I agree he needs to sit down and tell you what you need to know otherwise you will go totally potty. Mine never answered any questions.
10months of texting and sexting and possible nights he was in hotels with her and he claimed it was all "just work"
236 messages from him to her in one day and he could not remember what they were about!! Just work stuff. He was sleeping separately as our son woke up a lot and he needed sleep for work. But he was having 25minute conversations with her at 3am!
There were other things - prostitutes and no-strings attached sex websites which he would compare to me looking on ebay! But that's been another post.

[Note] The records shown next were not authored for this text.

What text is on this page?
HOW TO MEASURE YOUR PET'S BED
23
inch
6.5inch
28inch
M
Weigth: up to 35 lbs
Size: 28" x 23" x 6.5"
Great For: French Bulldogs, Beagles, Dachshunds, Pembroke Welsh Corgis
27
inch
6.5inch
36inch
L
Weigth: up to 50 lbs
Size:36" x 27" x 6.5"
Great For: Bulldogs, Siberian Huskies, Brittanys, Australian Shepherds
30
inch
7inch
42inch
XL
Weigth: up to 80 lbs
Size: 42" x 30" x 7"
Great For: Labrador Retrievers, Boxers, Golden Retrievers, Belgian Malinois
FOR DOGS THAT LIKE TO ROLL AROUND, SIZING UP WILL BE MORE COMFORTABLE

One of his very close friends of 20 years told him to give me something to work with or we would be doomed
I started running, the anger stopped because you just cant be angry for ever. My running helped but when I lost weight and felt more confident he asked me "where have your boobs gone" you look awful!
I went to counselling and we stayed together for another 2 years but nothing changed. We were two people sharing a house.
We also went to counselling but he described it as his punishment.
He said that the sexless relationship we were in was my way of punishing him!
He eventually went back to his old ways. No evidence of prostitutes or other women but he dumped the laptop in the river thames and repeatedly changed passwords. And I guess I stopped looking. Perhaps I stopped caring.
After counselling again I realised I may had forgiven him but I could never forget. he gave me nothing to work with or help me understand. I realised I didn't want to have sex with a man who did not have the decency to answer my questions but was in fact OK with me feeling anxious, unhappy and betrayed. Plus drowning my sorrows in booze, fags etc. Boring my friends with my problems or just pretending everything was ok and really it was safer/easier/less scary to stay.
We have now split and I move out in a week.
I'm scared, I worry about being lonely but I remember how he made me feel. He was the person I trusted to make me feel better in my worst hour but he wouldn't and still doesn't accept responsibility for his behaviour. He was the person responsible for me having my worse hour and he let me down.
Sit him down and calmly explain why you need him to answer your questions and if he can't tell him it's over. You are tired and fed up with the way you feel. If he comes up trumps then you have something to work with.